Concealed beneath the waves, sediment and organic carbon from land and shallower waters are funnelled along deep submarine canyons, resulting in the burial of carbon in seafloor deposits. This carbon burial helps to offset the effects of climate change by reducing how much carbon circulates. Although the deep sea is one of Earth’s largest sinks of atmospheric carbon dioxide, the significance of these land-to-deep-sea highways as a sink in global carbon budgets remains unclear. Forming part of the equation are large ‘canyon-flushing’ events, rare phenomena which can be triggered by earthquakes. It’s currently unknown if they play a bigger role in concentrating carbon into the deep sea than the more frequent smaller events and day-to-day sediment flows through canyons and channels.

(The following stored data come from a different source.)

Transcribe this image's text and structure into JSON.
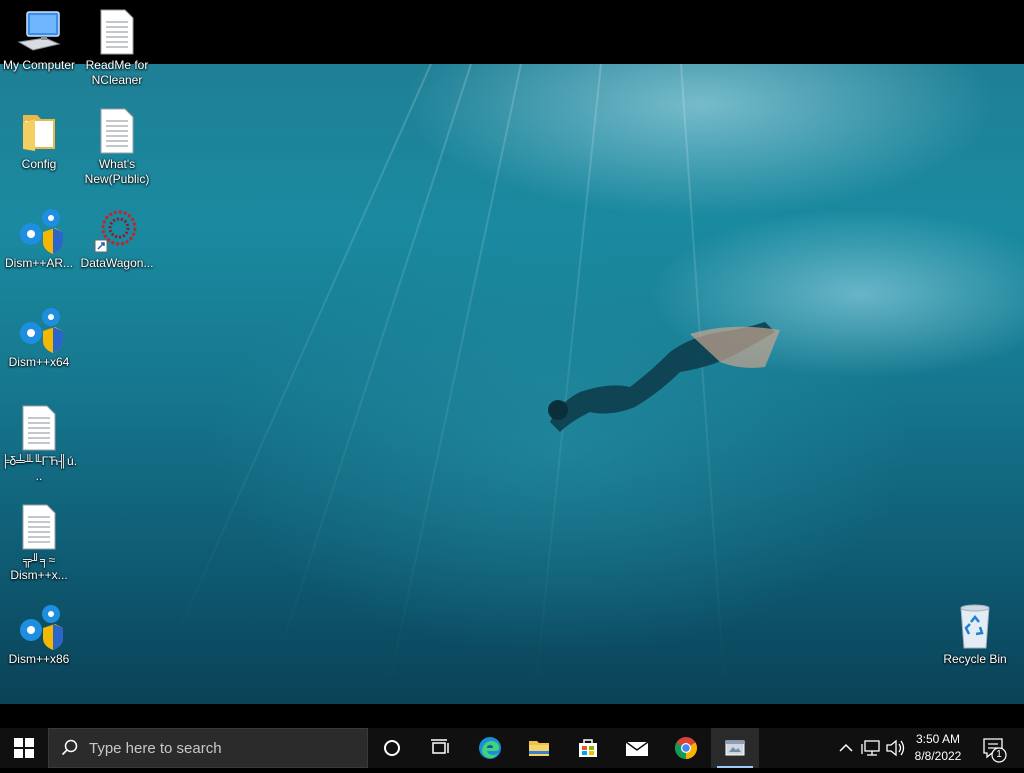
{
  "desktop": {
    "icons": [
      {
        "label": "My Computer"
      },
      {
        "label": "ReadMe for NCleaner"
      },
      {
        "label": "Config"
      },
      {
        "label": "What's New(Public)"
      },
      {
        "label": "Dism++AR..."
      },
      {
        "label": "DataWagon..."
      },
      {
        "label": "Dism++x64"
      },
      {
        "label": "╞δ╧╨╙ΓЋ╢ú..."
      },
      {
        "label": "╦╜╕≈ Dism++x..."
      },
      {
        "label": "Dism++x86"
      },
      {
        "label": "Recycle Bin"
      }
    ]
  },
  "taskbar": {
    "search_placeholder": "Type here to search",
    "apps": [
      "Cortana",
      "Task View",
      "Microsoft Edge",
      "File Explorer",
      "Microsoft Store",
      "Mail",
      "Google Chrome",
      "Active App"
    ],
    "clock": {
      "time": "3:50 AM",
      "date": "8/8/2022"
    },
    "notification_count": "1"
  },
  "colors": {
    "taskbar": "#101010",
    "accent": "#9ecbff"
  }
}
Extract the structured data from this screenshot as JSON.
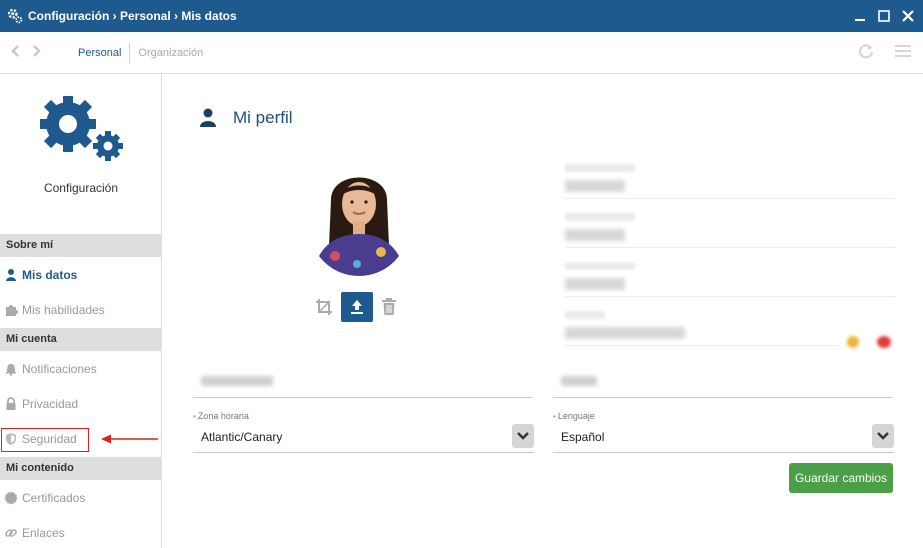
{
  "window": {
    "title": "Configuración › Personal › Mis datos"
  },
  "toolbar": {
    "tabs": [
      {
        "label": "Personal"
      },
      {
        "label": "Organización"
      }
    ]
  },
  "sidebar": {
    "app_label": "Configuración",
    "sections": [
      {
        "header": "Sobre mí",
        "items": [
          {
            "label": "Mis datos",
            "icon": "user-icon",
            "active": true
          },
          {
            "label": "Mis habilidades",
            "icon": "puzzle-icon"
          }
        ]
      },
      {
        "header": "Mi cuenta",
        "items": [
          {
            "label": "Notificaciones",
            "icon": "bell-icon"
          },
          {
            "label": "Privacidad",
            "icon": "lock-icon"
          },
          {
            "label": "Seguridad",
            "icon": "shield-icon",
            "highlighted": true
          }
        ]
      },
      {
        "header": "Mi contenido",
        "items": [
          {
            "label": "Certificados",
            "icon": "certificate-icon"
          },
          {
            "label": "Enlaces",
            "icon": "link-icon"
          }
        ]
      }
    ]
  },
  "main": {
    "title": "Mi perfil",
    "timezone": {
      "label": "Zona horaria",
      "value": "Atlantic/Canary"
    },
    "language": {
      "label": "Lenguaje",
      "value": "Español"
    },
    "save_label": "Guardar cambios"
  },
  "colors": {
    "titlebar": "#1f5a8f",
    "accent": "#1f5a8f",
    "save_button": "#4a9f47",
    "highlight": "#e0201a"
  }
}
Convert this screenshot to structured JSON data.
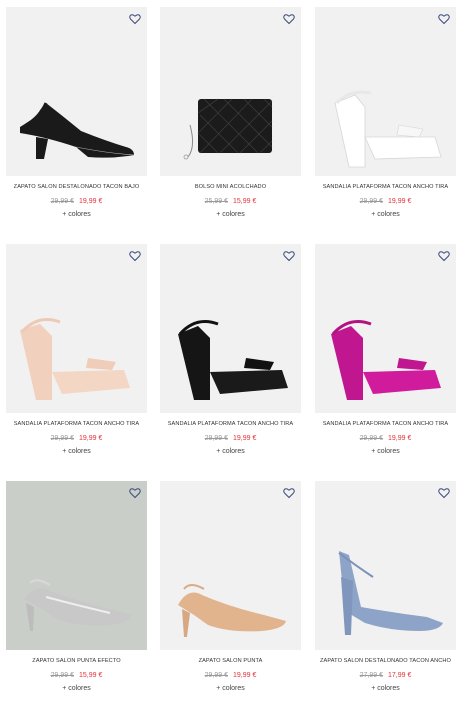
{
  "favorite_icon": "heart-outline-icon",
  "colors": {
    "heart": "#3a4a7a",
    "sale": "#e4323a",
    "old_price": "#9a9a9a",
    "image_bg": "#f1f1f1"
  },
  "products": [
    {
      "name": "ZAPATO SALÓN DESTALONADO TACÓN BAJO",
      "old_price": "29,99 €",
      "price": "19,99 €",
      "more": "+ colores"
    },
    {
      "name": "BOLSO MINI ACOLCHADO",
      "old_price": "25,99 €",
      "price": "15,99 €",
      "more": "+ colores"
    },
    {
      "name": "SANDALIA PLATAFORMA TACÓN ANCHO TIRA",
      "old_price": "29,99 €",
      "price": "19,99 €",
      "more": "+ colores"
    },
    {
      "name": "SANDALIA PLATAFORMA TACÓN ANCHO TIRA",
      "old_price": "29,99 €",
      "price": "19,99 €",
      "more": "+ colores"
    },
    {
      "name": "SANDALIA PLATAFORMA TACÓN ANCHO TIRA",
      "old_price": "29,99 €",
      "price": "19,99 €",
      "more": "+ colores"
    },
    {
      "name": "SANDALIA PLATAFORMA TACÓN ANCHO TIRA",
      "old_price": "29,99 €",
      "price": "19,99 €",
      "more": "+ colores"
    },
    {
      "name": "ZAPATO SALÓN PUNTA EFECTO",
      "old_price": "29,99 €",
      "price": "15,99 €",
      "more": "+ colores"
    },
    {
      "name": "ZAPATO SALÓN PUNTA",
      "old_price": "29,99 €",
      "price": "19,99 €",
      "more": "+ colores"
    },
    {
      "name": "ZAPATO SALÓN DESTALONADO TACÓN ANCHO",
      "old_price": "27,99 €",
      "price": "17,99 €",
      "more": "+ colores"
    }
  ]
}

Dr Maier and Dr Nodder, along with their research team, have been awarded a Marsden Fund Standard grant to tap into a unique opportunity to investigate the importance of large canyon-flushing events in organic carbon transfer from land into the deep sea. They will be focusing on the 2016 Kaikōura earthquake, which resulted in a massive ‘canyon flushing’ event that happens every one to two hundred years in the Kaikōura Canyon and Hikurangi Channel, off the east coast of the South Island. Using innovative deep-sea methods, the research team will sample and measure near-seafloor flows and their sedimentary deposits. A key aspect of their project will be the use of novel radiocarbon analyses to reveal where the carbon originated from and how much new carbon has been buried.

Scientist in the lab

Research team member Dr Cathy Ginnane in the Rafter Radiocarbon Laboratory (GNS Science). Image: supplied

Their research will produce the first ever comparison of large, rare ‘canyon-flushing’ events with more frequent events and day-to-day processes, integrating data from a global deep-sea biodiversity hotspot. The research team will also integrate their results into international studies to produce global estimates of organic carbon burial in the deep sea, and the findings will be used to refine regional and global carbon budgets.